DESCRIPTION OF THE ATCO NOTES
Atlas Corp. will issue the ATCO Notes under a base indenture, dated as of March 19, 2021 (the “Base Indenture”), between Atlas Corp., as issuer, and The Bank of New York Mellon, as trustee (in such capacity, the “Trustee”), as supplemented by a first supplemental indenture dated as of , 2021 (the “Supplemental Indenture”), among Atlas Corp. and the Trustee. In this description, unless otherwise specified, the word “Indenture” shall be deemed to refer to the Base Indenture, as supplemented, amended or otherwise modified by the Supplemental Indenture. The terms of the Notes include those expressly set forth in the Indenture and those made a part of the Indenture by reference to the Trust Indenture Act of 1939, as amended (the “TIA”).

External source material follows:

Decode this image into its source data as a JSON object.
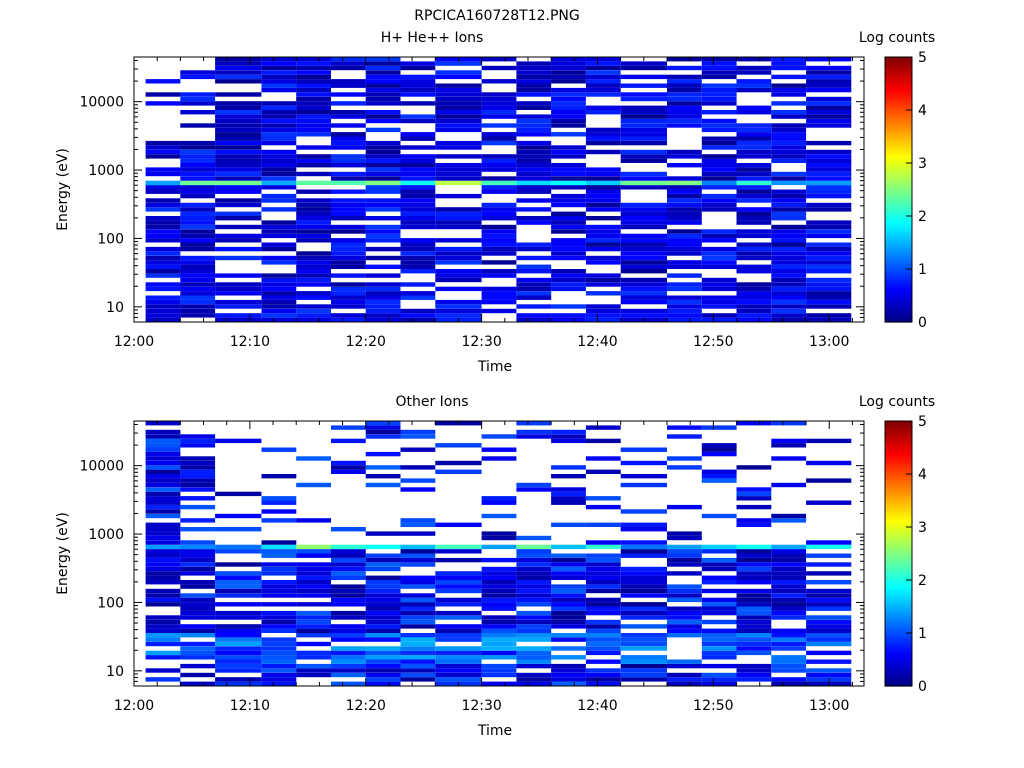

The following description is only a summary of certain provisions of the ATCO Notes and the Indenture. You should read these documents in their entirety because they, and not this description, define your rights as holders of the ATCO Notes. The following summary does not purport to be complete and is subject to, and is qualified in its entirety by reference to, the TIA and to all of the provisions of the Indenture and those terms made a part of the Indenture by reference to the TIA.
You will find the definitions of capitalized terms used in this description under the heading “—Certain Definitions and Interpretations.” For purposes of this Description of Notes, references to “the Company,” “we,” “our” and “us” refer only to Atlas Corp. and not to its subsidiaries.
The registered holder of an ATCO Note will be treated as the owner of it for all purposes. Only such holders will have rights under the Indenture.
General
The ATCO Notes will be issued under the Indenture.
The ATCO Notes will initially be limited to $80.0 million in aggregate principal amount. The Indenture will not limit the amount of debt securities that we may issue under the Indenture and will provide that debt securities may be issued from time to time in one or more series. We may from time to time, without giving notice to or seeking the consent of the holders of the ATCO Notes, issue debt securities having the same interest rate, maturity and other terms (except for the issue date, the issue price and the first interest payment date) as, and ranking equally and ratably with, the ATCO Notes. Any additional debt securities having such similar terms, together with the ATCO Notes, will constitute a single series of debt securities under the Indenture, including for purposes of voting and redemptions, and any additional debt securities issued as part of the same series as the ATCO Notes will be fungible with the ATCO Notes for United States federal income tax purposes. No such additional debt securities may be issued if an event of default has occurred and is continuing with respect to the ATCO Notes.
Other than as described under “—Certain Covenants,” the Indenture and the terms of the ATCO Notes will not contain any covenants restricting the operation of our business, our ability to incur debt or grant liens on our assets or that are designed to afford holders of the ATCO Notes protection in a highly leveraged or other transaction involving us that may adversely affect holders of the ATCO Notes.
The ATCO Notes will mature on October 30, 2027 and will bear interest at an annual rate of 7.125% per year.
Interest on the ATCO Notes will accrue from , 2021, the last interest payment date of the Seaspan Notes. We will make interest payments on the ATCO Notes quarterly on January 30, April 30, July 30 and October 30 of each year, beginning on , 2021, to holders of record at the close of business on the January 15, April 15, July 15 or October 15 (whether or not that date is a business day), as the case may be, immediately preceding such interest payment date, and on the maturity date. Interest on the ATCO Notes will be computed on the basis of a 360-day year composed of twelve 30-day months.